Now, DVL is not Sufficiently Clever for general-purpose programming, because it doesn’t know what not to specialize. That’s an open problem, but it feels to me like the right place to dig.

Notes


  1. Here is how I count floating-point operations. The Mandelbrot set, by definition, is those complex numbers \(c\) for which iterating \[z_{n+1} = z_n^2 + c\] from \(z_0 = 0\) does not escape to infinity. It’s not too hard to check that, if \(|z_n|\) ever exceeds 2, then that iteration will escape to infinity, regardless of \(c\). This suggests an algorithm for approximating membership in the Mandelbrot set: for any \(c\) of interest, run the iteration for a fixed number of steps. If the result’s magnitude exceeds 2, \(c\) is not in the Mandelbrot set; if it does not, we can approximately say that \(c\) is in the set.
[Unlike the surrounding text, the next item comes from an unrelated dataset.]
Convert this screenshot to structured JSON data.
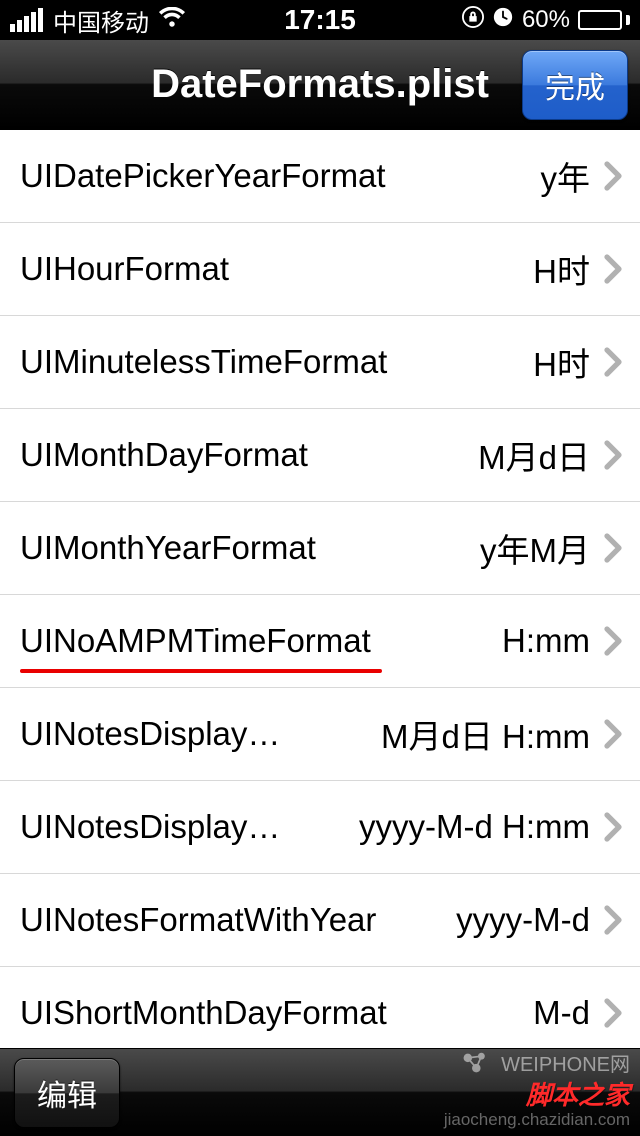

    The program in the demo follows this algorithm. Every iteration takes 10 arithmetic operations (six for the complex multiply, two for the complex add, and two for bookkeeping). I chose to go for 400 iterations per point. Every pixel tests 4 points, for the anti-aliasing. That makes \[ 4 \frac{\textrm{points}}{\textrm{pixel}} \cdot 400 \frac{\textrm{iters}}{\textrm{point}} \cdot 10 \frac{\textrm{flops}}{\textrm{iter}} = 16,\!000 \frac{\textrm{flops}}{\textrm{pixel}}, \] which is where the counts in the table come from.

    Aside: It is surely computationally more efficient to check intermediate steps in the iteration for escaping rather than always going a fixed number of steps, but that makes counting floating point operations harder, because you do not know how many get skipped. That’s why I chose not to do that for this exercise.

  2. As of this writing, the best program for computing the Mandelbrot set on the Computer Language Benchmarks Game (which happened to be written in Fortran 90 and compiled with the Intel Fortran compiler) was only six times faster than the demo you see here. I do not know how much of that speedup was due to doing less actual computation—unlike this demo, that benchmark does truncate its iterations if they escape early, but the exact savings from this are hard to measure.

  3. One quip among compiler writers that expresses this sentiment is “inlining is the mother of all optimizations”. Inlining is the act of replacing a reference to some variable with that variable’s definition; putting the definition “in line”, as it were. This is particularly helpful if the variable in question refers to a function.

    Inlining can cause acceleration in its own right (for example, by eliminating the runtime cost of referring to the variable that was inlined), but the reason it is considered so important is because inlining a variable that is used in more than one place accomplishes specialization. Inlining a definition also constructs a proof that the specialized definition is used in exactly the one place where it is used, but bringing the definition to the use and deleting the reference is not the only way to do that. The idea of specialization is also applicable more widely than inlining, because it is possible (and desirable) to be able to specialize to clusters of similar contexts, without further specializing to each of these contexts individually.